Halloween, which takes place each year on the last day of October, is an unusual holiday in that it has evolved to include religious and folk traditions from several cultures. Modern-day Halloween traditions include remnants of the Roman festival of Feralia, the Celtic holiday of Samhain, and the Catholic Hallowmas portion of All Souls’ Day and All Saints’ Day. However, Halloween lost most of its religious associations and connotations in the 19th century as it slowly became known as a more secular, even commercial, children’s holiday.
For most Americans today, Halloween is all about candy, costumes, and spooky fun, but the holiday is based on decidedly more sinister traditions. For example, in ancient Celtic culture, the festival of Samhain was a day when the dead were believed to return to the Earth.

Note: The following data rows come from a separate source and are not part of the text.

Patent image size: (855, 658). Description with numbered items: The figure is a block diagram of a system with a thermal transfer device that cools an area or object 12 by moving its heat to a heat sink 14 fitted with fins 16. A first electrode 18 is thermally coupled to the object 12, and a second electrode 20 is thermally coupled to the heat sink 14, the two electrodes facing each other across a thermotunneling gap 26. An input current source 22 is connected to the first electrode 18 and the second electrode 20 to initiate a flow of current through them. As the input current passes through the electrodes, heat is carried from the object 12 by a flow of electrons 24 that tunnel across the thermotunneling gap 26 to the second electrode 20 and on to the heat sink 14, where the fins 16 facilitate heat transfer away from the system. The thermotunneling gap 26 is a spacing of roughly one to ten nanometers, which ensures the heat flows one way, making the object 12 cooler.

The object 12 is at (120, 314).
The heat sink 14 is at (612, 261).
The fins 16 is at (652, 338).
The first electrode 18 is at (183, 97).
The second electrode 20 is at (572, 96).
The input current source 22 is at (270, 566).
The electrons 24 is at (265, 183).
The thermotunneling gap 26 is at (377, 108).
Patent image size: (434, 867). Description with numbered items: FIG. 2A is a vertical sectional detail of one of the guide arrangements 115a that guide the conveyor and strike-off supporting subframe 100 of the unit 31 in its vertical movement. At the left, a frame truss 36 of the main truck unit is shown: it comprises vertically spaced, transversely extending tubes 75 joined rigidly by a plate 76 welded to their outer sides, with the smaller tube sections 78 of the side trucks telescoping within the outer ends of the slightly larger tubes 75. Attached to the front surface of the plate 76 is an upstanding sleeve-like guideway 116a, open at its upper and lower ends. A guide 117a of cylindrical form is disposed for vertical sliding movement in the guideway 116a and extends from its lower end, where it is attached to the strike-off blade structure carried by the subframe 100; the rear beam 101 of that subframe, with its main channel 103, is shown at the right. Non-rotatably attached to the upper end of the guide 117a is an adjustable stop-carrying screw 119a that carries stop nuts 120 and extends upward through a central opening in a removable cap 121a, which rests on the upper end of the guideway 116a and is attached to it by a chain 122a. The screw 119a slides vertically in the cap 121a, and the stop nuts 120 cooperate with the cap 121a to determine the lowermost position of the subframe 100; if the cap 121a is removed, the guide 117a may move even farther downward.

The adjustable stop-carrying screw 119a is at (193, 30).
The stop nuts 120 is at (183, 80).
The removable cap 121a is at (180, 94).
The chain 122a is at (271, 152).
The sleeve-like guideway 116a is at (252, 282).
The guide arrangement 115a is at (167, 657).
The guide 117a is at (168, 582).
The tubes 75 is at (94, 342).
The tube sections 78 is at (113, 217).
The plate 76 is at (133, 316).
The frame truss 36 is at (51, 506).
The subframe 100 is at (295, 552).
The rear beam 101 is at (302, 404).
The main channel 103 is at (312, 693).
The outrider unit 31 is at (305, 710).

In the ancient Celtic calendar, November 1st was the start of the New Year, and thus October 31st was a day associated with the end of the harvest and the beginning of winter. Not surprisingly, then, this ominous day was associated with death. The ancient Celts attempted to ward off ghosts by wearing costumes of animal skins and heads and lighting bonfires, traditions that are reflected in the modern-day practice of dressing up for Halloween and lighting jack-o-lanterns.
The ancient Romans, who conquered most of the Celtic territory by A.D. 43, also commemorated the passing of the dead in late October, in a festival called Feralia. Elements of Feralia combined with another Roman celebration centered on Pomona, the goddess of fruit and trees, and both of these eventually merged with the festival of Samhain. The symbol of Pomona was the apple, which may explain the modern-day tradition of bobbing for apples on Halloween.
When Christianity spread into Celtic lands, the traditions of All Saints’ Day, which honored saints and martyrs, were combined with the traditions of Samhain and Feralia. It’s believed that Pope Boniface IV actually created All Saints’ Day in an attempt to replace the Celtic’s "pagan" festival of the dead with a related, yet Christian, celebration. This church-sanctioned holiday was also referred to as All-hallows or All-hallowmas, which translates from the Middle English word for All Saints’ Day. Over time, the night before Samhain came to be known as All Hallow’s Eve, and, eventually, Halloween.
When Europeans immigrated to America, they brought their various Halloween traditions and costumes with them. Various cultures and customs mixed over the years to create the holiday we know today. For example, Irish and English traditions that involved going from house to house asking for money or food eventually morphed into today’s children-oriented tradition of trick-or-treating.
It was in the late 1800s that Halloween in America began to be less about ghosts and witchcraft and more about community get-togethers among neighbors and friends. Despite its dark roots, the modern celebration of Halloween is more about community, costumes, and commercialism than any real belief in ghosts or any serious attempt at honoring the dead. With that said, when you’re putting on your masks and costumes this year, it might give you a little thrill to think about the dark and sinister history behind this favorite American holiday. Happy Halloween!